Mounir Remmache a pris le portefeuille de l’Agriculture. Après le Maroc vert, voici le Maroc qui fume. Son projet de remplacement à grande échelle des cultures maraîchères et des cultures céréalières par la culture du cannabis a beaucoup plu à Bruxelles. Peut-être un peu plus à Amsterdam, tout de même. La mise en place d’une industrie nationale lourde sur les bases de la transformation du chanvre indien intéresse beaucoup l’OMS et les Nations Unies. Et en passant, les conseils de gouvernement vont changer d’odeur !
C’est tout naturellement qu’Ali Anouzla a pris le portefeuille de la Communication avec en prime le poste de porte-parole du gouvernement. Son expérience électronique et son sens aigu de l’éthique ont fait la différence. Il propose l’abrogation du code de la presse, du code pénal, du code du commerce, du code de la route, du code postal, du code share, etc. Là où il y a un code, Ali Anouzla abroge. Toutefois on a appris de source sûre que le code de son coffre-fort ne sera pas touché par cette mesure.
Zineb El Rhazoui, au ministère de la Condition féminine, promet de lancer des déjeuners citoyens pendant le mois de ramadan. Avant la rupture du jeûne naturellement. Au nom des sacrifices que nécessite la transition, M. Abdeslam Yassine, ministre des Habous, a promis de participer activement à ces déjeuners.
Nadia Yassine récupère le ministère de l’Education nationale. Elle saura y insuffler une culture aussi vaste qu’universelle. La théoricienne de l’Etat civil résoudra bien évidemment tous les problèmes qui se posent à notre identité. Elle a déjà un problème à résoudre, retrouver le malin qui a posté ses images en compagnie de son copain en Grèce. L’Intérieur a promis son aide.
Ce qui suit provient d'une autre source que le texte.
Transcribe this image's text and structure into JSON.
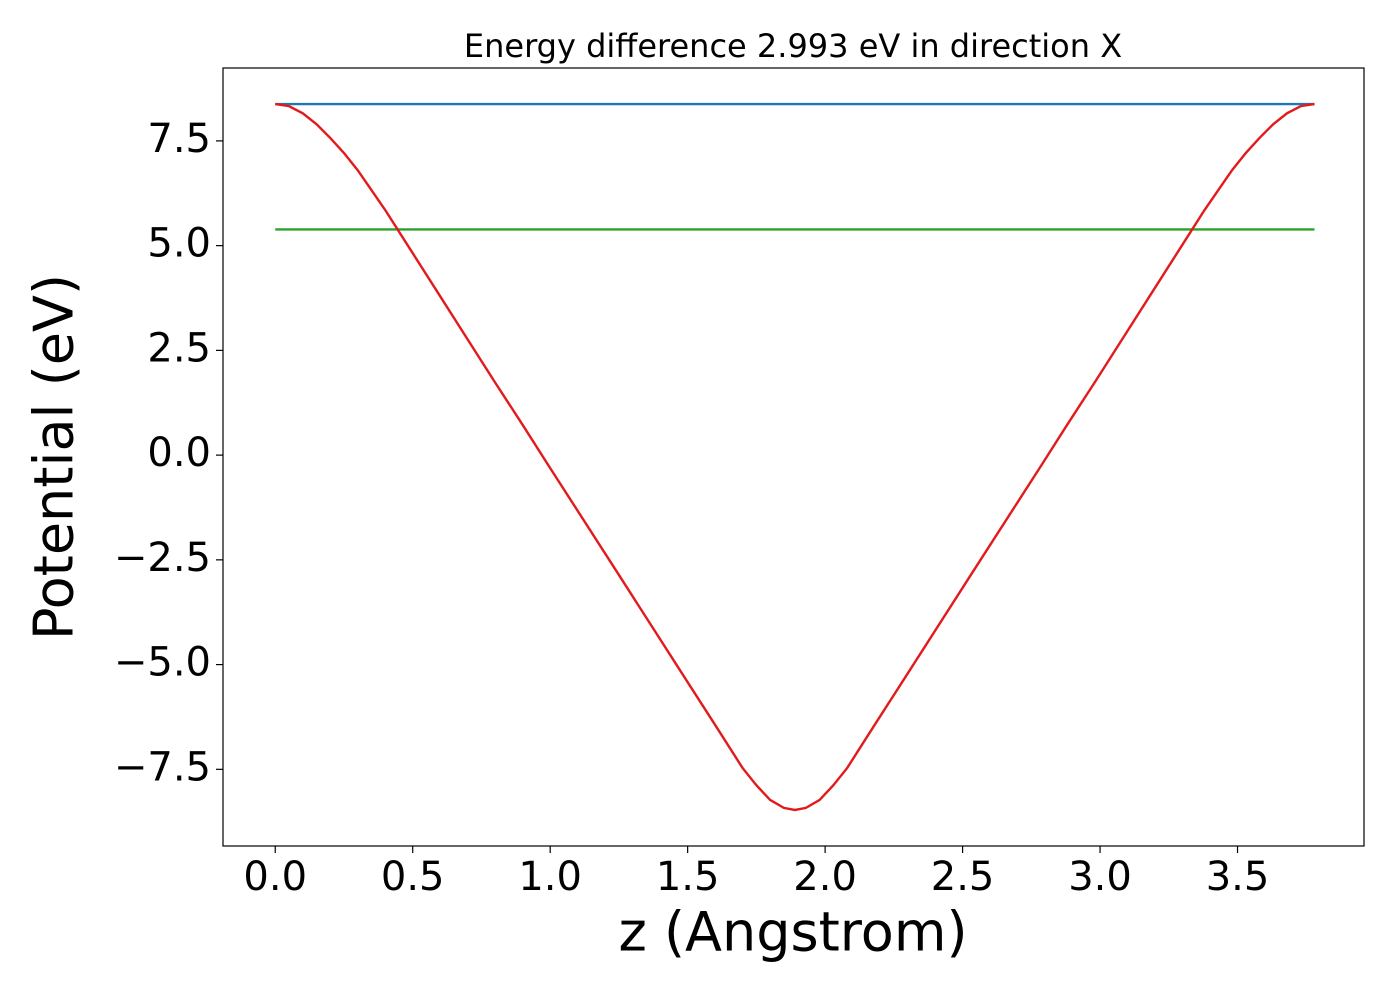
{
  "chart_data": {
    "type": "line",
    "title": "Energy difference 2.993 eV in direction X",
    "x_label": "z (Angstrom)",
    "y_label": "Potential (eV)",
    "xlim": [
      -0.19,
      3.96
    ],
    "ylim": [
      -9.33,
      9.24
    ],
    "xticks": [
      {
        "value": 0,
        "label": "0.0"
      },
      0.5,
      {
        "value": 1,
        "label": "1.0"
      },
      1.5,
      {
        "value": 2,
        "label": "2.0"
      },
      2.5,
      {
        "value": 3,
        "label": "3.0"
      },
      3.5
    ],
    "yticks": [
      {
        "value": -7.5,
        "label": "−7.5"
      },
      {
        "value": -5,
        "label": "−5.0"
      },
      {
        "value": -2.5,
        "label": "−2.5"
      },
      {
        "value": 0,
        "label": "0.0"
      },
      2.5,
      {
        "value": 5,
        "label": "5.0"
      },
      7.5
    ],
    "series": [
      {
        "color": "#1f77b4",
        "x": [
          0,
          3.78
        ],
        "values": [
          8.38,
          8.38
        ]
      },
      {
        "color": "#2ca02c",
        "x": [
          0,
          3.78
        ],
        "values": [
          5.387,
          5.387
        ]
      },
      {
        "color": "#e31a1c",
        "x": [
          0,
          0.05,
          0.1,
          0.15,
          0.2,
          0.25,
          0.3,
          0.4,
          0.5,
          0.6,
          0.7,
          0.8,
          0.9,
          1.0,
          1.25,
          1.5,
          1.6,
          1.7,
          1.75,
          1.8,
          1.85,
          1.89,
          1.93,
          1.98,
          2.03,
          2.08,
          2.18,
          2.28,
          2.53,
          2.78,
          2.88,
          2.98,
          3.08,
          3.18,
          3.28,
          3.38,
          3.48,
          3.53,
          3.58,
          3.63,
          3.68,
          3.73,
          3.78
        ],
        "values": [
          8.38,
          8.33,
          8.16,
          7.9,
          7.57,
          7.21,
          6.8,
          5.85,
          4.82,
          3.79,
          2.76,
          1.73,
          0.72,
          -0.31,
          -2.86,
          -5.42,
          -6.44,
          -7.47,
          -7.88,
          -8.23,
          -8.42,
          -8.47,
          -8.42,
          -8.23,
          -7.88,
          -7.47,
          -6.44,
          -5.42,
          -2.86,
          -0.31,
          0.72,
          1.73,
          2.76,
          3.79,
          4.82,
          5.85,
          6.8,
          7.21,
          7.57,
          7.9,
          8.16,
          8.33,
          8.38
        ]
      }
    ]
  }
}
Au ministère de la Jeunesse et des Sports, Oussama Lakhlifi, montrera, s’il arrête de fumer, cela va de soi, qu’il a du souffle. Le leader des manifestations de jeunes a un seul écueil. C’est que désormais, il devra donner l’exemple. Pas si sûr. Quoiqu’il puisse au moins apprendre aux jeunes qu’avec un kéfieh, une barbe de puceau et un bérêt à la Che Guevara, ils peuvent se faire un nom.
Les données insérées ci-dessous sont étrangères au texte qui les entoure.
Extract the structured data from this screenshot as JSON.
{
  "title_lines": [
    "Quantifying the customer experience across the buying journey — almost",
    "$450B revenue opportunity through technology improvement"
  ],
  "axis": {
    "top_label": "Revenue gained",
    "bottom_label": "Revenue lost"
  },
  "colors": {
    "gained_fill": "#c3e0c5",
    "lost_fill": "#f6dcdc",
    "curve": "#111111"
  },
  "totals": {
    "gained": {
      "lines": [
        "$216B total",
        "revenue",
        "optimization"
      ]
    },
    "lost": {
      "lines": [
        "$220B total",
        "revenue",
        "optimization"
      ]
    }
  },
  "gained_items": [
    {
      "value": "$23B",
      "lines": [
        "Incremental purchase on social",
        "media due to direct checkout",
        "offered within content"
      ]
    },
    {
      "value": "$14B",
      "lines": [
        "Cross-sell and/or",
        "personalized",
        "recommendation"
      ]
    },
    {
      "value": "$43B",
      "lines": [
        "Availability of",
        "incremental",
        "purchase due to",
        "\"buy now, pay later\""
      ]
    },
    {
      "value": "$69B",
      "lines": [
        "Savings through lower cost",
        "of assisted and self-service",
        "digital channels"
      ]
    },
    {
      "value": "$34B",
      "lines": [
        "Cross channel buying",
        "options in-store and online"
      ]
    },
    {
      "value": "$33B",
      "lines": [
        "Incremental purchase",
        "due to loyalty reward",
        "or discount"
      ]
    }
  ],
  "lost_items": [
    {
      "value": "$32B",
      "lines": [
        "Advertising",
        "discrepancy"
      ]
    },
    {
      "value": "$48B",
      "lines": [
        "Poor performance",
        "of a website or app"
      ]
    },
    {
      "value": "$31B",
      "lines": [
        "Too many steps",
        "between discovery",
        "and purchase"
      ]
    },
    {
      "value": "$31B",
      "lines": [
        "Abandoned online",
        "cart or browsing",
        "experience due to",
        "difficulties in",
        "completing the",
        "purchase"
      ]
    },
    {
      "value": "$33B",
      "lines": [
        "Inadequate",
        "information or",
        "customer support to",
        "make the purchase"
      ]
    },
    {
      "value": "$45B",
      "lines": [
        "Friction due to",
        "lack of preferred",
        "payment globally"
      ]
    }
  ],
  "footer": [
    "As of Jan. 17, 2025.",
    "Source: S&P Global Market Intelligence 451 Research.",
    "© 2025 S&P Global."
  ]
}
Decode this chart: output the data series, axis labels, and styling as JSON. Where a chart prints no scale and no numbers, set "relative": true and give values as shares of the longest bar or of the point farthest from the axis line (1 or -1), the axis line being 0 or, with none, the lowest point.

Qui d’autre qu’Ahmed Benchemsi pouvait avoir le ministère de la Recherche scientifique ? Le jeune boursier de l’université de Stanford, le filleul le plus célèbre du pays, l’étudiant le plus doué des générations à venir, l’homme au micro-cravate élégant, le maître du verbe et des tréteaux, le magicien du stylo-plume est à sa place. C’est l’homme lige. Un seul bémol cependant. Moulay Hicham aurait pu également cumuler ce poste, mais comme c’est un chercheur qui cherche depuis douze ans sans trouver, il a dû céder ce portefeuille à un jeune chercheur qui promet beaucoup. Surtout d’ailleurs qu’il a lui aussi tété les mamelles du makhzen. La recherche va décoller pour de bon. Viennent ensuite une série de nominations stratégiques pour conforter la transition. Mustapha Adib, le porte parole du Comité des officiers médiatiques libérés, à l’Inspection des FAR. Hicham Bouchti, un élément international des Forces Auxiliaires, à la tête de la DGED. Mahjoub Tobji, un ex-officier en colère, au commandement de la Gendarmerie Royale. Le mouvement philanthropique Ansar El Mahdi place Tarik Abderrahim, un ex-officier de police égaré, comme patron de la DGSN. Le tableau est donc complet. Ce gouvernement marocain de transition est à l’image d’une composition florale raffinée impressionniste. Un jardin des délices en pointillé. Un printemps arabe des sens en pastel. Avec ce gouvernement, l’avenir sera, à n’en pas douter, radieux. Définitivement. Le gouvernement provisoire est là, il faudra donc faire avec. Seule crainte et non des moindres, le provisoire risque de durer longtemps. Très, très longtemps. Mais au moins on peut être rassuré. Le spermatozoïde qui devait féconder l’œuf pour donner ce gouvernement s’est égaré, semble-t-il en chemin. Enfin, bonne journée et sachez que vous l’avez échappé belle.